Диль был благодарен Илему за то, что тот тоже не касался этой темы. Все вернулось к прежнему: он едва ее замечал, иногда бросал едкие реплики, а она едва обращала на него внимание. Франк тем более не заводил подобных разговоров. Он, наверное, и правда ничего достоверно не знал, несмотря на огромный опыт. О потерянные боги, каково это – жить вечно? или просто необыкновенно долго? насколько ж безупречную жизнь надо иметь, чтобы не терзали постоянно воспоминания об ошибках?
Франк слишком хорошо понимал их, чтобы заподозрить его в безупречности.
– Каково это – быть драконом? – спросила Лири, подбрасывая в огонь ветки. – Даже представить себе не могу.
Франк неопределенно пожал плечами.
– А каково это – быть человеком? То же самое.
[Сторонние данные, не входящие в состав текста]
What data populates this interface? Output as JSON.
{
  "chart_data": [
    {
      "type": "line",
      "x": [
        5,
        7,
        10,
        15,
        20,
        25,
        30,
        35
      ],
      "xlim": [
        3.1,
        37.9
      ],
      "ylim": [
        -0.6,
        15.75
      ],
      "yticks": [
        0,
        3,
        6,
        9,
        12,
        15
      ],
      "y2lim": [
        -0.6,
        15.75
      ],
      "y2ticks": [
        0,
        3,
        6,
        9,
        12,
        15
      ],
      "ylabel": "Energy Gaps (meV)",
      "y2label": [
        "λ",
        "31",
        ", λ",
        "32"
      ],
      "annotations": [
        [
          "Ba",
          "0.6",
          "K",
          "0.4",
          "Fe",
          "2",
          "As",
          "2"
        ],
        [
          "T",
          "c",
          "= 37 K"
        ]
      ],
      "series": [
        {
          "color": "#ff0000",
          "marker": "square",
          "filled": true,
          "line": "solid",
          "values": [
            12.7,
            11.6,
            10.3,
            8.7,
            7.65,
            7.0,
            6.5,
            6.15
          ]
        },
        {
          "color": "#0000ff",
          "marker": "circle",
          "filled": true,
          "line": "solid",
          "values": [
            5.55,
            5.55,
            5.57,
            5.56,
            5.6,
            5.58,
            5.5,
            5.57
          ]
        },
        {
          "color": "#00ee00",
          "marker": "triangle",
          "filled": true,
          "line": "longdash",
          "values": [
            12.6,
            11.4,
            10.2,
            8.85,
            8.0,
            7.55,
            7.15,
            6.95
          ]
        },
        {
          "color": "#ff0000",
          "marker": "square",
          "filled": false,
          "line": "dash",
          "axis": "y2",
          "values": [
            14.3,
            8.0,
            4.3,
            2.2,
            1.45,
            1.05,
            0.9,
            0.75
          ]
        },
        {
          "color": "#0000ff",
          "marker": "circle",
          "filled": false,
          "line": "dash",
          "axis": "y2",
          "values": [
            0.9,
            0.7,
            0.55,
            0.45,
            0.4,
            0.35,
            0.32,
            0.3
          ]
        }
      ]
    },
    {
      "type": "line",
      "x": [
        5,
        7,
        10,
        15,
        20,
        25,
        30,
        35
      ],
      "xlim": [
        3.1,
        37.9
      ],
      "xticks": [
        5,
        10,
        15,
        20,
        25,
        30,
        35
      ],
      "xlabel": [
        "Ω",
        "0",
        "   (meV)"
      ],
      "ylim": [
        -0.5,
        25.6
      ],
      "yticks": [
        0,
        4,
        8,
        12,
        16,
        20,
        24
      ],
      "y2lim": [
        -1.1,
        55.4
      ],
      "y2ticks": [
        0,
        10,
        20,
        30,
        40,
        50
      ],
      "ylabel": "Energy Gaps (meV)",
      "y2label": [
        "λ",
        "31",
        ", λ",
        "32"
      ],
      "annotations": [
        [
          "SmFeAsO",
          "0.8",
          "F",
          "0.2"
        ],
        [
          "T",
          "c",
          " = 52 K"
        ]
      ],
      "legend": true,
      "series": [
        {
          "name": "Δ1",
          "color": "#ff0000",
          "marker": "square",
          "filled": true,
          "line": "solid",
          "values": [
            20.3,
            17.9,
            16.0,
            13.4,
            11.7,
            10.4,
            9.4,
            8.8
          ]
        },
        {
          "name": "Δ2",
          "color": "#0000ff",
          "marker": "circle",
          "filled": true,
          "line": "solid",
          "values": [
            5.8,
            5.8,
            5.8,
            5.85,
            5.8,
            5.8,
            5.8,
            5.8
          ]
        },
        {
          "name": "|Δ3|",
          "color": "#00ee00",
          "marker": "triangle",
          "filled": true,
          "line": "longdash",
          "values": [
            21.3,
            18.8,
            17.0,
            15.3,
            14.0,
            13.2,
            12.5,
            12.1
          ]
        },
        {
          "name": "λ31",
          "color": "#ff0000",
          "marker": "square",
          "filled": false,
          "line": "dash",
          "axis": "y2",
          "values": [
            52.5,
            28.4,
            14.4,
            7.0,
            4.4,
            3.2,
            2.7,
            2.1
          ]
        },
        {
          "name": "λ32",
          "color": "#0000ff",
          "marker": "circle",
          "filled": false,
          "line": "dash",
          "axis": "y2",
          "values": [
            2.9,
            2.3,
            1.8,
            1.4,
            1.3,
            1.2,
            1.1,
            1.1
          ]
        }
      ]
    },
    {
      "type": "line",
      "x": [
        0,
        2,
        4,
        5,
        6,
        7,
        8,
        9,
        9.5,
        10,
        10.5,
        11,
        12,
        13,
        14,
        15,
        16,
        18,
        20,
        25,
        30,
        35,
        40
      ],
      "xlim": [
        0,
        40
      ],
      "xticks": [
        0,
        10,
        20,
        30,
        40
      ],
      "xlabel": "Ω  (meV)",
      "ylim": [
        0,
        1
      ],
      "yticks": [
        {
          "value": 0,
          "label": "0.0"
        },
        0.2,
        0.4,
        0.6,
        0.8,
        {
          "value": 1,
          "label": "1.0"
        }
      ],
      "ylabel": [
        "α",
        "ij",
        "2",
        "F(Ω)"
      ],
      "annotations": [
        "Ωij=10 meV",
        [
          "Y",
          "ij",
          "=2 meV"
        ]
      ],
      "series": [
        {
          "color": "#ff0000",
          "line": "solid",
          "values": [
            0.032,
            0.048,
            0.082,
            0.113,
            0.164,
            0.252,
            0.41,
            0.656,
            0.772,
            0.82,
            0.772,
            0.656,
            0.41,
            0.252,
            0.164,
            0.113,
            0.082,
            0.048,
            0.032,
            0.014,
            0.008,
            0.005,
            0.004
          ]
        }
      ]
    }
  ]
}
Только возможностей больше.
– И ответственность больше, – сказал Кай. – Драконы – защитники мира. Только подумайте, какой это груз.
– А наплевать на предназначение? Наплевать на мир, пусть сам выкручивается как хочет? Постоянно исправлять наши косяки? Мы наворотим – а им расхлебывать?
– Ты бы наплевал? – воинственно повернулась к нему Лири.
– Непременно.
Диль не поверил. И поверил одновременно. Это было странно. Наверное, Илем захотел бы наплевать, но у него не получилось бы. Или получилось? Человек, у которого было такое детство, имел право пренебрегать миром.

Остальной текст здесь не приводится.